The open enrollment period for the ACA exchanges started yesterday and premiums are, for the most part, holding steady.
According to the Kaiser Family Foundation, half of the rate changes of coverage sold on Healthcare.gov or the 15 state-run exchanges fall between a 3.5% decrease and 4.6% increase. The median rate change is a 1.1%, according to the Kaiser’s number.
Some insurers are edging rates up because they are anticipating costs associated with the COVID-19, COVID-19 TESTING, a rebound of the utilization of medical services that people put off in 2020, and an increase in ]illness because of forgone preventive services, according to the foundation's report.
Others, though, see a continuation of diminished demand for medical services because of the COVID-19 pandemic, social distancing and a continuance of the reluctance to seek in-person care.
Put them together and it's a wash.
“Most premium changes on the ACA marketplaces will be modest heading into 2021, even with the uncertainty surrounding the pandemic,” says the Kaiser report, which was published on Oct 19. Insurers selling in the individual market have remained profitable and medical-loss ratios have been low because of low utilization so large premium hikes would have been hard to justify, says the Kaiser report.
Still, there are some outliers.
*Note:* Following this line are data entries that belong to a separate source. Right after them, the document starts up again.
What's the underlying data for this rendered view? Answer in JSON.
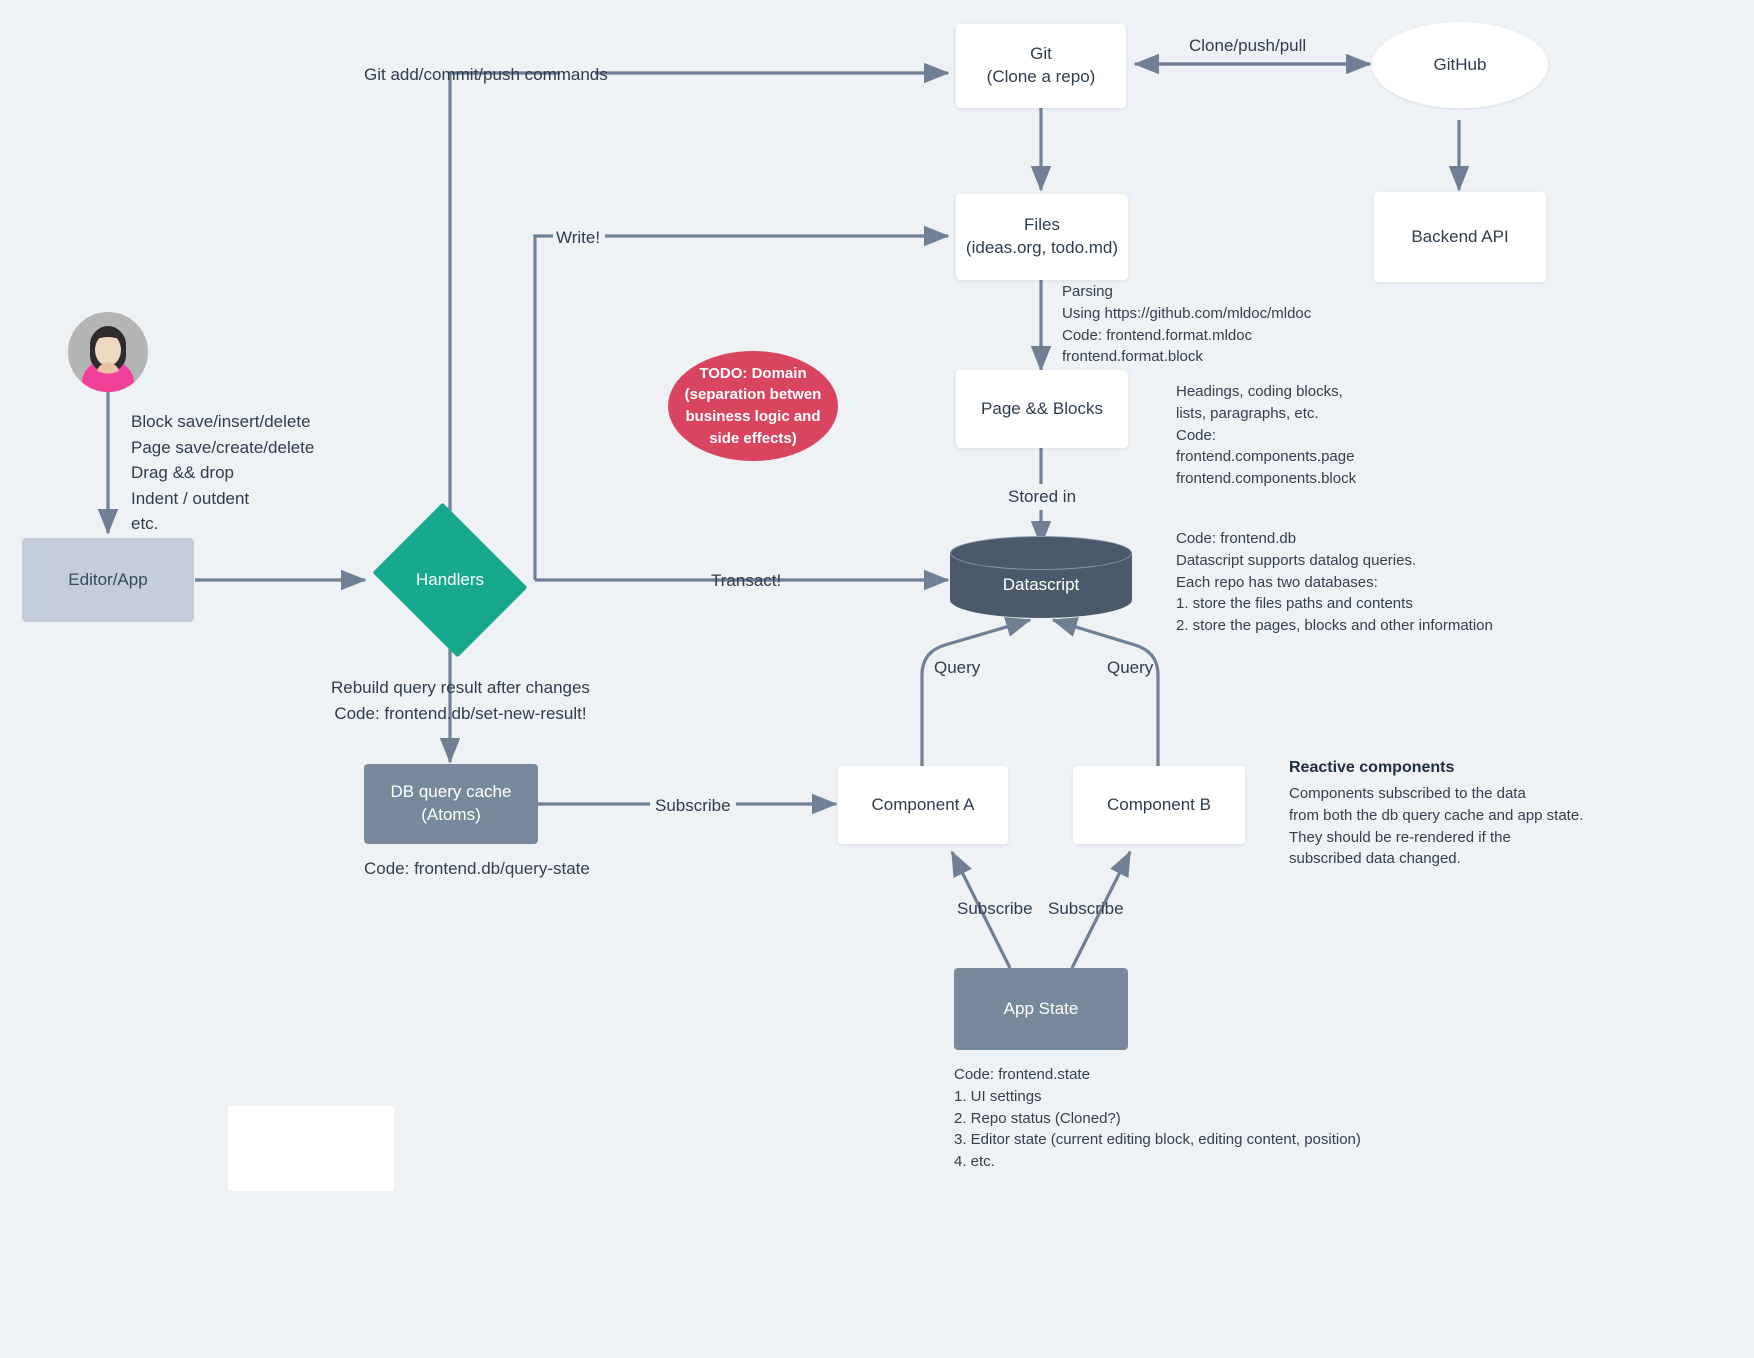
{
  "colors": {
    "background": "#eef2f5",
    "edge": "#6f8094",
    "handlers_accent": "#17a98c",
    "todo_accent": "#d9455f",
    "slate": "#79899c",
    "datascript": "#4a5a6b",
    "editor_app": "#c3ced8",
    "text": "#2e3d4e"
  },
  "nodes": {
    "git": {
      "line1": "Git",
      "line2": "(Clone a repo)"
    },
    "github": {
      "label": "GitHub"
    },
    "backend_api": {
      "label": "Backend API"
    },
    "files": {
      "line1": "Files",
      "line2": "(ideas.org, todo.md)"
    },
    "page_blocks": {
      "label": "Page && Blocks"
    },
    "datascript": {
      "label": "Datascript"
    },
    "editor_app": {
      "label": "Editor/App"
    },
    "handlers": {
      "label": "Handlers"
    },
    "db_query_cache": {
      "line1": "DB query cache",
      "line2": "(Atoms)"
    },
    "component_a": {
      "label": "Component A"
    },
    "component_b": {
      "label": "Component B"
    },
    "app_state": {
      "label": "App State"
    },
    "todo_bubble": {
      "text": "TODO: Domain\n(separation betwen\nbusiness logic and\nside effects)"
    }
  },
  "edge_labels": {
    "git_commands": "Git add/commit/push commands",
    "clone_push_pull": "Clone/push/pull",
    "write": "Write!",
    "transact": "Transact!",
    "stored_in": "Stored in",
    "query_left": "Query",
    "query_right": "Query",
    "subscribe_cache": "Subscribe",
    "subscribe_a": "Subscribe",
    "subscribe_b": "Subscribe"
  },
  "annotations": {
    "user_actions": "Block save/insert/delete\nPage save/create/delete\nDrag && drop\nIndent / outdent\netc.",
    "parsing": "Parsing\nUsing https://github.com/mldoc/mldoc\nCode: frontend.format.mldoc\n          frontend.format.block",
    "page_blocks_note": "Headings, coding blocks,\nlists, paragraphs, etc.\nCode:\nfrontend.components.page\nfrontend.components.block",
    "datascript_note": "Code: frontend.db\nDatascript supports datalog queries.\nEach repo has two databases:\n1. store the files paths and contents\n2. store the pages, blocks and other information",
    "rebuild_query": "Rebuild query result after changes\nCode: frontend.db/set-new-result!",
    "query_state_code": "Code: frontend.db/query-state",
    "reactive_title": "Reactive components",
    "reactive_body": "Components subscribed to the data\nfrom both the db query cache and app state.\nThey should be re-rendered if the\nsubscribed data changed.",
    "app_state_note": "Code: frontend.state\n1. UI settings\n2. Repo status (Cloned?)\n3. Editor state (current editing block, editing content, position)\n4. etc."
  }
}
In Alabama, Bright Health Insurance is bumping up its premium by 25.6%.
Wellmark Health Plan of Iowa is an outlier in the the direction; it's slashing its ACA premium by 42%.
Kaiser report is based on rate filings at state-level insurance departments as of October 15.
The open enrollment ends on December 15 in the 36 states that are using Healthcare.gov. The closing dates varies in the 14 states, plus Washington, D.C., that have their own state-run exchanges.
In 2020, about 11. 4 million Americans are covered by plans that were purchased either through the federal government’s exchange, Healthcare.gov, or through one of the state-run exchanges, according to an official tally issued by CMS in April. That is roughly the same number who were covered through exchange plans in 2019. The average monthly premium was $595 although after ACA subsidies were applied, the average net premium was $89.